Roger tells Elvis to fold, and they push their chips into the center and take the nearest exit into the alley.
“People don’t understand what a nuisance I am to bring along,” Elvis apologizes once they’re outside.
“Has nothing to do with you,” Roger says.
“But goddamn was that fun!” Elvis says, hooting lightly.
Film him now, Roger thinks, in this alley with all the colorful graffiti on these brick walls. Cast him as a handsome young man elated after a little poker, whiskey and conversation, a man hoping to improve himself.
Elvis gives him a long look when he drops
him off, as if he doesn’t want to get out of the car. Finally, though, he grins and says good night without a handshake, as if they’ll meet again the next evening.

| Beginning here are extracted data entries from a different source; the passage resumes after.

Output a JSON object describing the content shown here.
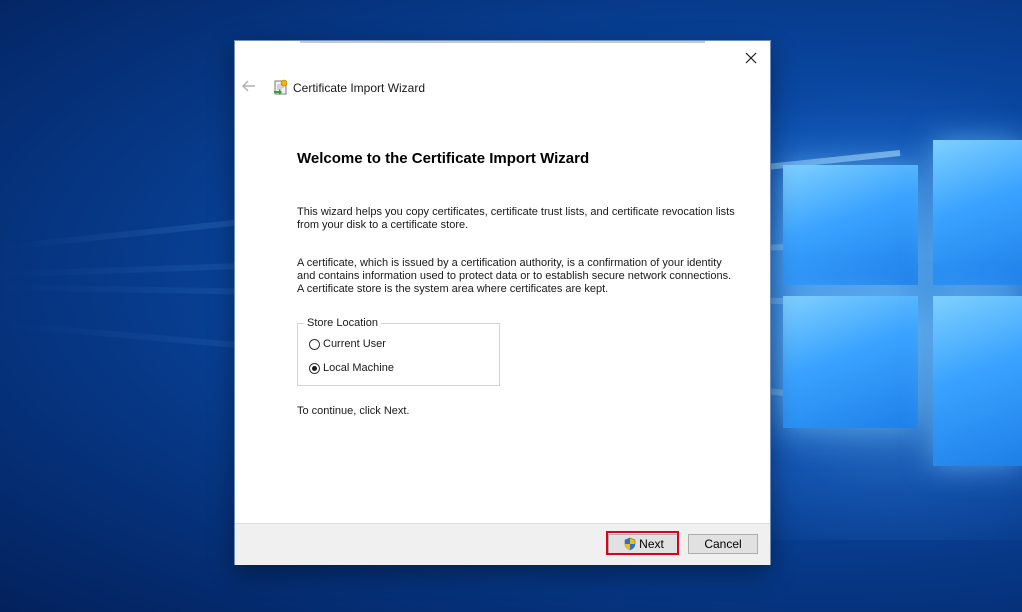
{
  "dialog": {
    "title": "Certificate Import Wizard",
    "heading": "Welcome to the Certificate Import Wizard",
    "paragraph1": "This wizard helps you copy certificates, certificate trust lists, and certificate revocation lists from your disk to a certificate store.",
    "paragraph2": "A certificate, which is issued by a certification authority, is a confirmation of your identity and contains information used to protect data or to establish secure network connections. A certificate store is the system area where certificates are kept.",
    "store_location": {
      "legend": "Store Location",
      "options": [
        {
          "label": "Current User",
          "checked": false
        },
        {
          "label": "Local Machine",
          "checked": true
        }
      ]
    },
    "continue_text": "To continue, click Next.",
    "buttons": {
      "next": "Next",
      "cancel": "Cancel"
    }
  },
  "colors": {
    "highlight": "#e0001b",
    "desktop": "#0a4aa6"
  }
}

Once he gets home, Roger calls the six numbers he’d copied out of the Las Vegas phone directory he found in the library. The first three sound too old or too young. The fourth and fifth don’t answer at all. The sixth—“Hello?”—sounds possible.
“Robert?” Roger asks, careful to keep his voice low enough to not wake his mother down the hall.
“Who’s this?”
“Dad?”
The unfamiliar laugh rules this one out. Click.

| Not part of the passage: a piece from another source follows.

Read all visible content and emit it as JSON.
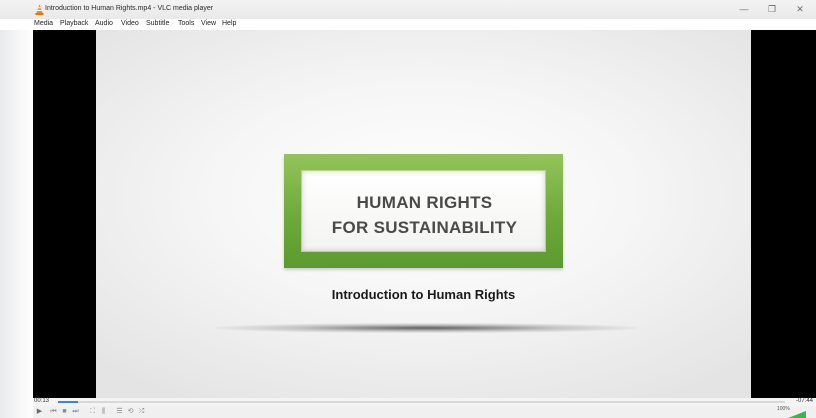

He falls asleep in front of the television, wakes up to the national-anthem sign-off, then turns off the buzzing static and trudges to bed.
Chapter Fourteen
JULY 2001
A FUNNY THING happened during the run-up to the primary. Alongside updates on the volatile race was a puzzler in the Times, a photograph with a long caption on the front of the local section that captured, in gangster-movie twilight, the stripper king himself, Michael Vitullo, standing outside his club Fluffers next to a gangly, suited man who happened to be Edward “Big Ed” Lopresti, the ninety-two-year-old former governor. In the caption, Vitullo characterized the parking lot chat as “two old acquaintances shooting the breeze,” and it also noted that he’d served twenty-six months on racketeering charges during Lopresti’s reign as governor (1960–64). Sure, it was just a photo, but it rattled the fishbowl. Why was the Times shadowing either of these men, and what did this hint that they were working on? Apparently the photo had been deemed too provocative to hold any longer.